Few things in a rather absurd world are more deserving of ridicule than the United Nations Human Rights Council, a 47-nation group that includes some of the world’s leading human rights violators, from China and Cuba to Kuwait, Russia, Saudi Arabia and Venezuela, to take just a few in alphabetical order.
Thus it was completely appropriate when Democratic U.S. Sen. Barbara Boxer recruited a bipartisan group of 35 fellow senators to sign a letter to the U.N. secretary general protesting the Human Rights Council’s announced investigation into alleged war crimes by Israel during its latest campaign in Gaza.
It was equally unsurprising the U.N. group would single out Israel, as it often has. What else would you expect from an outfit that includes China and Saudi Arabia, among the leading suppliers and financiers of Hamas, designated a terrorist group by all recent American presidents even as it rules the 25-by-seven mile Gaza Strip?
The surprise was the absence of California’s other Democratic senator, Dianne Feinstein, from the signers of the Boxer letter.
Every senator had a chance to sign this letter, and it was inked by some of the most liberal, like Boxer and Maryland’s Barbara Mikulski, as well as some of the most conservative, like Utah’s Mike Lee and Oklahoma’s Tom Coburn.
But the Senate’s top brass, Majority Leader Harry Reid of Nevada and Minority Leader Mitch McConnell of Kentucky did not sign. Maybe Feinstein, chair of the Senate Intelligence Committee, didn’t want to break with Reid. Foreign Relations Committee Chair Robert Menendez of New Jersey also did not sign.
Feinstein’s non-explanation: “I strongly supported passage of (a resolution) which condemned the U.N. Human Rights Council vote…which made no mention of Hamas’ indiscriminate rocket attacks and policy of using Palestinian civilians as human shields. I believe support for this resolution is the correct course of action in this case.” The resolution, passed three days before the Boxer letter was sent last week.
Feinstein, long a steadfast Israel supporter, did not quarrel with anything in the far more specific Boxer letter, co-written by Republican Sen. Kelly Ayotte of New Hampshire.
The open letter to Secretary-General Ban Ki-moon said “The fact that there was no call for an investigation into actions by Hamas – including indiscriminate and deliberate rocket attacks on Israeli civilians and intentionally putting Palestinians in harm’s way – is …wholly unacceptable as it turn(s) a blind eye to Hamas’ brazen and depraved use of civilians as human shields (and) the tunnels it has built to cause mayhem in Israel.”
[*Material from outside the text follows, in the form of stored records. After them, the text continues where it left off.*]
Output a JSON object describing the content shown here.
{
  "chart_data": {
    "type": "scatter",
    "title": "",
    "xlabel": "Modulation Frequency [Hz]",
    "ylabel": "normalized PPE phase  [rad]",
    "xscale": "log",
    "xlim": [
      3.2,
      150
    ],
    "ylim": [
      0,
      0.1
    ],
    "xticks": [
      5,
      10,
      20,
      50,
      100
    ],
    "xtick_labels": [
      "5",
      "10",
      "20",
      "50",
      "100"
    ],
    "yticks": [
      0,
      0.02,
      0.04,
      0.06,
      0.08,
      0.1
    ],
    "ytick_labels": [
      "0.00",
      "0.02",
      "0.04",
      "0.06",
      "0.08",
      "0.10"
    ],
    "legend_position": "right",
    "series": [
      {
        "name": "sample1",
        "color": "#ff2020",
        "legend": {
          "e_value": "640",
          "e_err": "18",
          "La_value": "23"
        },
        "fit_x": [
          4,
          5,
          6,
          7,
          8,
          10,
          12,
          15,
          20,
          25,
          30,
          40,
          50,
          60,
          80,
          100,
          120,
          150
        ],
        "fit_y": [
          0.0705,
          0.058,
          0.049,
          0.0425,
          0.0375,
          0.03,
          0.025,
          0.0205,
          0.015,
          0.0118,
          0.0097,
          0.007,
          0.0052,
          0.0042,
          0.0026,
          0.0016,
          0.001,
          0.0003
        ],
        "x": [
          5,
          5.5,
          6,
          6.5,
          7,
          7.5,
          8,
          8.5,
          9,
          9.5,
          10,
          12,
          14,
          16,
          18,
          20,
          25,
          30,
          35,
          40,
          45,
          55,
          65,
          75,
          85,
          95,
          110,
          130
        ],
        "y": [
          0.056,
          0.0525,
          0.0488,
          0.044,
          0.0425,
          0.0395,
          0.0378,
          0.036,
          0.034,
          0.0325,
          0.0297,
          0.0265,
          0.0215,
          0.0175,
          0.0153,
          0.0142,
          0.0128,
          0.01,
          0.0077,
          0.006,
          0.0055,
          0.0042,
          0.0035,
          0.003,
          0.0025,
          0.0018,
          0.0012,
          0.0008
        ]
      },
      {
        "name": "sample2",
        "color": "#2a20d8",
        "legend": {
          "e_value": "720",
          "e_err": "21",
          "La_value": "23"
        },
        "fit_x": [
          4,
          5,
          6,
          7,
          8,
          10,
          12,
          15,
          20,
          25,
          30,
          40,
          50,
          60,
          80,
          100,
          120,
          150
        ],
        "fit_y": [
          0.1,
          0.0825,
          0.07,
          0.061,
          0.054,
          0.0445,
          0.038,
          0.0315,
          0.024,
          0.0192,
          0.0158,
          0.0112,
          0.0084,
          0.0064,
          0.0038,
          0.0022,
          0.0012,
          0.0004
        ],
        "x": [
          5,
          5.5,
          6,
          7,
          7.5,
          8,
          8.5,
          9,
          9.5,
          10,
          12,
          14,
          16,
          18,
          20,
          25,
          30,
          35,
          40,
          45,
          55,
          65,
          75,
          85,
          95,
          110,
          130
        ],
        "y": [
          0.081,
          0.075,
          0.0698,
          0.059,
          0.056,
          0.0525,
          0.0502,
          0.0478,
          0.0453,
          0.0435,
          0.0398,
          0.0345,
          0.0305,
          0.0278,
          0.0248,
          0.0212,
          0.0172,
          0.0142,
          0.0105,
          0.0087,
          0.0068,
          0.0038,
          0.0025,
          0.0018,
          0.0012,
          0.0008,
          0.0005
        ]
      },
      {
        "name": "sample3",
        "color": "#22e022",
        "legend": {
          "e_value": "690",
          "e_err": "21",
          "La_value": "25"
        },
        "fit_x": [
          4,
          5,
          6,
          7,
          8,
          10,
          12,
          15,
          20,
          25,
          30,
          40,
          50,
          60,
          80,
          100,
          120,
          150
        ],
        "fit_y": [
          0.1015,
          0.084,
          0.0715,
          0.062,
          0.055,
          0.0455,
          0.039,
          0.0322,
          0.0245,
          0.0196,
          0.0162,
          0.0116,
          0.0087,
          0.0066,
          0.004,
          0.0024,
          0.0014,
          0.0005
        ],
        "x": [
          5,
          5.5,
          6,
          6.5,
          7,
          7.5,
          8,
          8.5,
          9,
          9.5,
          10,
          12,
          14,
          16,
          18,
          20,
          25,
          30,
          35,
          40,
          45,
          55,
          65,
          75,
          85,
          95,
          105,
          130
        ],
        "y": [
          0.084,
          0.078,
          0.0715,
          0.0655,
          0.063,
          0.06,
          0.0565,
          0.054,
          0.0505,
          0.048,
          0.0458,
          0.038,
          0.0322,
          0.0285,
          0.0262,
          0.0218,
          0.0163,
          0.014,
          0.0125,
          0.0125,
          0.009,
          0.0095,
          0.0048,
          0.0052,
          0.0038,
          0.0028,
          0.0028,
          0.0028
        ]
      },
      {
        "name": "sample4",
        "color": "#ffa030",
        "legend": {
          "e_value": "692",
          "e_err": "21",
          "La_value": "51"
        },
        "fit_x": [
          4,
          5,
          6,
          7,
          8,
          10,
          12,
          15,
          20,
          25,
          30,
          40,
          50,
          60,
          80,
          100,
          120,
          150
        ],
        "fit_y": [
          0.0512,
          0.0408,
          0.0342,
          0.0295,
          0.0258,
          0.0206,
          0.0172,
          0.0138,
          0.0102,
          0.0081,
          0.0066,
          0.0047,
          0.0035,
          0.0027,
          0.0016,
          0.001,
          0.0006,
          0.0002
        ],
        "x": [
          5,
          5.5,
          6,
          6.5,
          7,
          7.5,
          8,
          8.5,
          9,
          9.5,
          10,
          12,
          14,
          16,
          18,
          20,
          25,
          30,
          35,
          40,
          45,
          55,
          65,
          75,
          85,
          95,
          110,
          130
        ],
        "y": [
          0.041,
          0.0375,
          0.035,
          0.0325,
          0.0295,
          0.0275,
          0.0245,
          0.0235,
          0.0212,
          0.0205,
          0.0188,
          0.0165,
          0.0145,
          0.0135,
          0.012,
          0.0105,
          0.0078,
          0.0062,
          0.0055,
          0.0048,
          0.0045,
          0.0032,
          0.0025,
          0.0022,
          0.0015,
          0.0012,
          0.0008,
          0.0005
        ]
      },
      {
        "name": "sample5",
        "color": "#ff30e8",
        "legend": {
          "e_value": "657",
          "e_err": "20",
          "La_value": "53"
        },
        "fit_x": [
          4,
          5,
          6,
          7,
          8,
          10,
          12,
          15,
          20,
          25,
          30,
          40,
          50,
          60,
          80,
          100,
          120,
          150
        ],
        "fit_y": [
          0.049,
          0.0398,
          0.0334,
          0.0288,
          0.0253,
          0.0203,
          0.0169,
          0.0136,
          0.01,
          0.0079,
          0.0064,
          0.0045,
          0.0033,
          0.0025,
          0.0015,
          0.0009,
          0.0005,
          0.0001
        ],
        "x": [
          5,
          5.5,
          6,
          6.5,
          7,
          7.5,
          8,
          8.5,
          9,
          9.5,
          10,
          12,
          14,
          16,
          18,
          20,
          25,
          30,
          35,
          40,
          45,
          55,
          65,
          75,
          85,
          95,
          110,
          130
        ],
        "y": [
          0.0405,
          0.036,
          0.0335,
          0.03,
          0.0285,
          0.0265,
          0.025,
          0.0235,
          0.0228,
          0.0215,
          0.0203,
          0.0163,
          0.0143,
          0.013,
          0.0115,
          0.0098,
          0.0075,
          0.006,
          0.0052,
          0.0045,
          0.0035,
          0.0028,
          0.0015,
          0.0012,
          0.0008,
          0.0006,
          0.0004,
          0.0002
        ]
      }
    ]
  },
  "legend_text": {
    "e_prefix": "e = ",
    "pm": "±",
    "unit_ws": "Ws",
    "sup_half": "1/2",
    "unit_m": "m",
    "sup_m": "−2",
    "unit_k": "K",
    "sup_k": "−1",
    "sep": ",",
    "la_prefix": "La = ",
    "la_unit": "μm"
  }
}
The letter also noted that the U.N. group ignored the missiles other U.N. personnel discovered hidden in some of its schools in the Gaza Strip, along with those stored or fired from homes, hospitals and mosques. Nor, the letter said, did the Human Rights Commission mention that Hamas officials have stopped Palestinian civilians at gunpoint when they tried to leave areas Israel warned them to evacuate prior to strikes or artillery fire.
The questionable council also claims most Palestinians dead have been civilians, an allegation based wholly on Hamas’ reports. One analysis of the fatalities by the Committee for Accuracy in Middle East Reporting instead shows 57 percent of all war dead have been males aged 17 to 39, which that group says suggests most of the dead have really been combatants.
The Boxer letter also stresses that it’s Hamas which has repeatedly broken cease-fires and put Palestinians in danger. It notes the entire campaign started with persistent rocket fire from Gaza that did not stop despite numerous warnings from Israel. “The fact that Israel has effective defenses against the rockets aimed at its citizens is no excuse to overlook Hamas’ hostile behavior,” Boxer said.
Hamas’ behavior, of course, has been consistent with its charter, which states that “Israel will exist (only) until Islam will obliterate it” and that “The Day of Judgment will not come about until Moslems fight and kill the Jews.” Not just Israelis, the charter says, but all Jews.
The behavior of Hamas is no mystery, nor is the bias of the U.N.’s ludicrous Human Rights Commission. The mystery is why Feinstein didn’t join in calling both of them out in very specific terms, as did Boxer and dozens of their fellow senators.